Nitrogen input from river runoff is a major cause of eutrophication in estuaries and coastal waters. This is a serious problem that is widely expected to intensify as climate change strengthens the hydrological cycle. To address the current lack of adequate analysis, Sinha et al. present estimates of riverine nitrogen loading for the continental United States, based on projections of precipitation derived from climate models (see the Perspective by Seitzinger and Phillips). Anticipated changes in precipitation patterns are forecast to cause large and robust increases in nitrogen fluxes by the end of the century.

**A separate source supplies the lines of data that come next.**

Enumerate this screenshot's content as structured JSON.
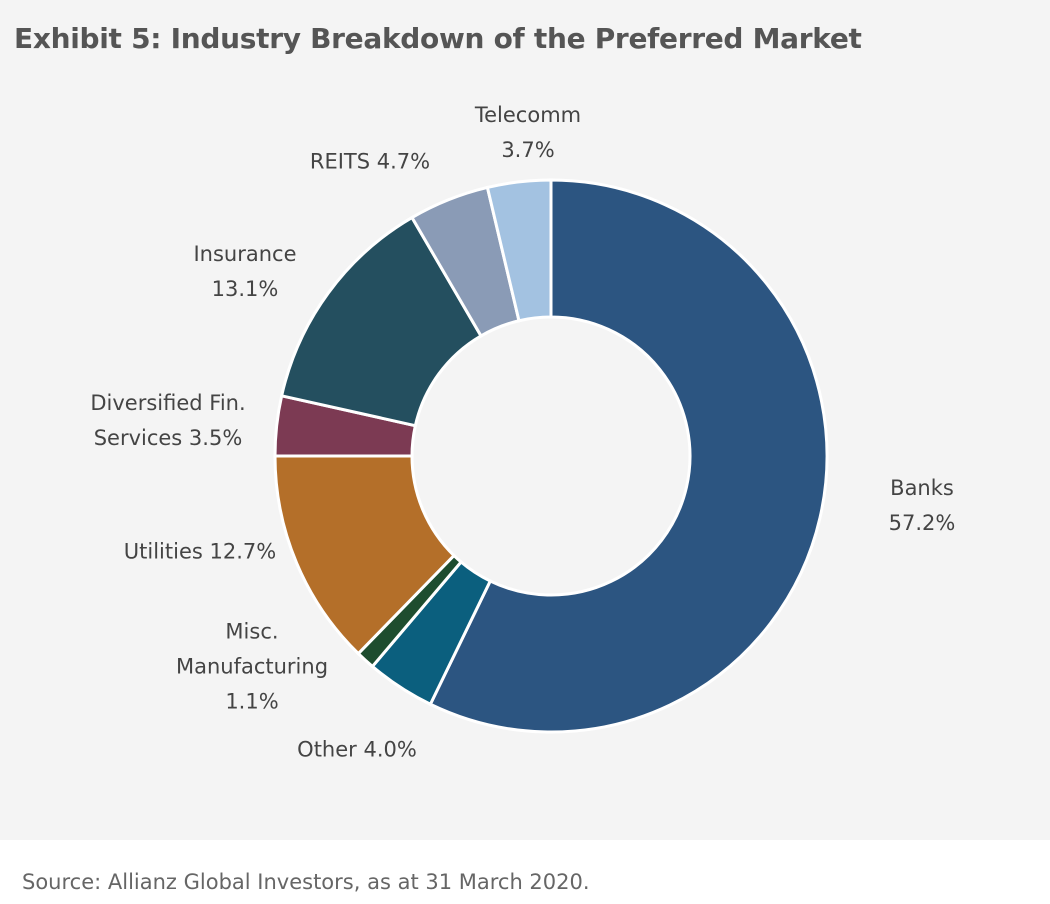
{
  "title": "Exhibit 5: Industry Breakdown of the Preferred Market",
  "source": "Source: Allianz Global Investors, as at 31 March 2020.",
  "chart_data": {
    "type": "pie",
    "variant": "donut",
    "title": "Exhibit 5: Industry Breakdown of the Preferred Market",
    "start": "12 o'clock, clockwise",
    "slices": [
      {
        "name": "Banks",
        "value": 57.2,
        "label": "Banks 57.2%",
        "color": "#2c5581"
      },
      {
        "name": "Other",
        "value": 4.0,
        "label": "Other 4.0%",
        "color": "#0b5f7e"
      },
      {
        "name": "Misc. Manufacturing",
        "value": 1.1,
        "label": "Misc.\nManufacturing\n1.1%",
        "color": "#1e4d2f"
      },
      {
        "name": "Utilities",
        "value": 12.7,
        "label": "Utilities 12.7%",
        "color": "#b46f29"
      },
      {
        "name": "Diversified Fin. Services",
        "value": 3.5,
        "label": "Diversified Fin.\nServices 3.5%",
        "color": "#7c3a53"
      },
      {
        "name": "Insurance",
        "value": 13.1,
        "label": "Insurance\n13.1%",
        "color": "#244f5f"
      },
      {
        "name": "REITS",
        "value": 4.7,
        "label": "REITS 4.7%",
        "color": "#8a9bb6"
      },
      {
        "name": "Telecomm",
        "value": 3.7,
        "label": "Telecomm\n3.7%",
        "color": "#a3c2e1"
      }
    ]
  }
}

Science, this issue p. 405; see also p. 350

Abstract

Eutrophication, or excessive nutrient enrichment, threatens water resources across the globe. We show that climate change–induced precipitation changes alone will substantially increase (19 ± 14%) riverine total nitrogen loading within the continental United States by the end of the century for the “business-as-usual” scenario. The impacts, driven by projected increases in both total and extreme precipitation, will be especially strong for the Northeast and the corn belt of the United States. Offsetting this increase would require a 33 ± 24% reduction in nitrogen inputs, representing a massive management challenge. Globally, changes in precipitation are especially likely to also exacerbate eutrophication in India, China, and Southeast Asia. It is therefore imperative that water quality management strategies account for the impact of projected future changes in precipitation on nitrogen loading.